Cosa si sa sulla “scontistica” dei contributi in caso di donne con figli?

«Ancora c’è un’alea di indecisione, non si riesce a capire quanto verrà garantito per i contributi figurativi di maternità, c’è un elemento scarsa informazione e poca chiarezza su questo punto».

Se potesse, che tipo di correttivo farebbe?

«Andrei nella direzione di aumentare le tutele per quei soggetti che si trovano in condizione di difficoltà, qualcosa in questo senso c’è in termini di conguaglio.

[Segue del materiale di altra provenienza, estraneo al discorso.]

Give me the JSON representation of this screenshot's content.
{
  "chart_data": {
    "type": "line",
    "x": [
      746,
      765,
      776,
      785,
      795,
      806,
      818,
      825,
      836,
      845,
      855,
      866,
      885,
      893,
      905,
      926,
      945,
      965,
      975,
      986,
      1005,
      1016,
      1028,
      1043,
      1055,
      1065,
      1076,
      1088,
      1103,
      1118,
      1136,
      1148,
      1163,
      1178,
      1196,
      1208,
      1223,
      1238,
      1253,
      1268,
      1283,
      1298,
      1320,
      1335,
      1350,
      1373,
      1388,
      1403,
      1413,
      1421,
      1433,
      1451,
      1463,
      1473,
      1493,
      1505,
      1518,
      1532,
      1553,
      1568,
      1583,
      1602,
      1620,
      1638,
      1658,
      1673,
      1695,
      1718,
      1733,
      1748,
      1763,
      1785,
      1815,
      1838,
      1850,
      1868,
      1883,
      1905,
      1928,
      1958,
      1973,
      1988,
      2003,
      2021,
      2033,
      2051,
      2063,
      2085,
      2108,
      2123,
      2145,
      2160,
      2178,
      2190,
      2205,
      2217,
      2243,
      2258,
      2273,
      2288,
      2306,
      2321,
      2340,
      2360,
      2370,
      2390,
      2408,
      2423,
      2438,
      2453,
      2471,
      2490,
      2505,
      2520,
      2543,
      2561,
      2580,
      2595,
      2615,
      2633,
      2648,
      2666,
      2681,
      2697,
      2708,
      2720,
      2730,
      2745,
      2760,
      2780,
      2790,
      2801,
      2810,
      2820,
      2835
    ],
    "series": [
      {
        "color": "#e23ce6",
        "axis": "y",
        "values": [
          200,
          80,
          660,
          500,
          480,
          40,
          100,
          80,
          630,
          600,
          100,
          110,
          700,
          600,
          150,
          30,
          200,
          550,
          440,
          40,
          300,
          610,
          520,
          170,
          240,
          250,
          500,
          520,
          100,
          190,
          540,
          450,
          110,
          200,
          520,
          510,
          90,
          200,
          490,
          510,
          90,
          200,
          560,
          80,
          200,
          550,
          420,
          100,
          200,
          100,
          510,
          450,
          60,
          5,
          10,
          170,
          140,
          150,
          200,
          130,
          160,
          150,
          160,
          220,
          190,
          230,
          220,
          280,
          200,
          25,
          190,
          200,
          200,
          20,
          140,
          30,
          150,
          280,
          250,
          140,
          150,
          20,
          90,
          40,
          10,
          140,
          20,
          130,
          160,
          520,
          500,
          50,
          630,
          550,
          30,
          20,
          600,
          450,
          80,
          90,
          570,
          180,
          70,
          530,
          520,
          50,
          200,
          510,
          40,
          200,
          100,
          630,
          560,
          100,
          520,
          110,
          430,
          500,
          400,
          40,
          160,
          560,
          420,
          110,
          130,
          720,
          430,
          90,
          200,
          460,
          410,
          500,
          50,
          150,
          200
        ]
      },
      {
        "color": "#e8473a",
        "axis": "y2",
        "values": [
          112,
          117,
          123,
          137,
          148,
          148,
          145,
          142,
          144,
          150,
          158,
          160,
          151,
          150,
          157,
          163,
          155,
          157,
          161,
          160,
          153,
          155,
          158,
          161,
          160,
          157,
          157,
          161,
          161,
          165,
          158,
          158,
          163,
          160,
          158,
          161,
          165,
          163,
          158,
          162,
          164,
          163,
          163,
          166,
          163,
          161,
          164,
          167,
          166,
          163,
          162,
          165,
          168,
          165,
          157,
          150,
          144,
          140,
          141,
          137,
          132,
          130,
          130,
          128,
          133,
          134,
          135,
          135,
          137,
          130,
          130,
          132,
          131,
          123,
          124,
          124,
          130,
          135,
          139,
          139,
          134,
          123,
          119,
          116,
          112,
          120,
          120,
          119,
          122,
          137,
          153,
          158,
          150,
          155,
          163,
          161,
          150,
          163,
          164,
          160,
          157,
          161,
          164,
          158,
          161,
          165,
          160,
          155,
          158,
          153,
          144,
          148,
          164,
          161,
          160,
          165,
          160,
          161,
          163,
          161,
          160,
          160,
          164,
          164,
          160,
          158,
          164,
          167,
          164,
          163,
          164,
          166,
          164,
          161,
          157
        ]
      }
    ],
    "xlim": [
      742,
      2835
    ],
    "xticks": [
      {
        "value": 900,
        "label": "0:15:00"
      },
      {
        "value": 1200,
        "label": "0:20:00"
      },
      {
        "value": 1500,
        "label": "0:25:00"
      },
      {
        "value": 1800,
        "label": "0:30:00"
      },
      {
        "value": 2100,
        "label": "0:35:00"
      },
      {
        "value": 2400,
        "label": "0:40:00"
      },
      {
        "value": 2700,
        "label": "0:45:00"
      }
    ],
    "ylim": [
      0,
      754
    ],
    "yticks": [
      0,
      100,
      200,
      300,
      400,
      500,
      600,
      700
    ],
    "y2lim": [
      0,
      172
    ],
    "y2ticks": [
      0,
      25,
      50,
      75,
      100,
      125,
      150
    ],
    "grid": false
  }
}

Dovrebbe essere fatta una discussione più generale su tutela dei diritti delle donne: l’intervento di opzione donna era innovativo (era stato introdotto 20 anni fa), introduceva un’operazione verità sulla condizione specifica delle donne del nostro Paese che scontano l’andamento delle retribuzioni del mercato del lavoro e al di là mansioni che svolgono e questo lavoro domestico non retributivo, informale, che cade purtroppo sulle spalle delle donne. Bisogna ragionare su meccanismi che riducono l’importo del contributo e su interventi a tutela di carriere frammentate per garantire un vantaggio alle donne inserite nel mercato del lavoro. Mi verrebbe da dire che nel passato più recente, tra quota 100 e vari interventi si sono spesi miliardi per categorie che forse non ne avevano così bisogno, mangiando quei margini di manovra che ora sarebbero serviti per categorie più deboli e per intervenire sulle donne».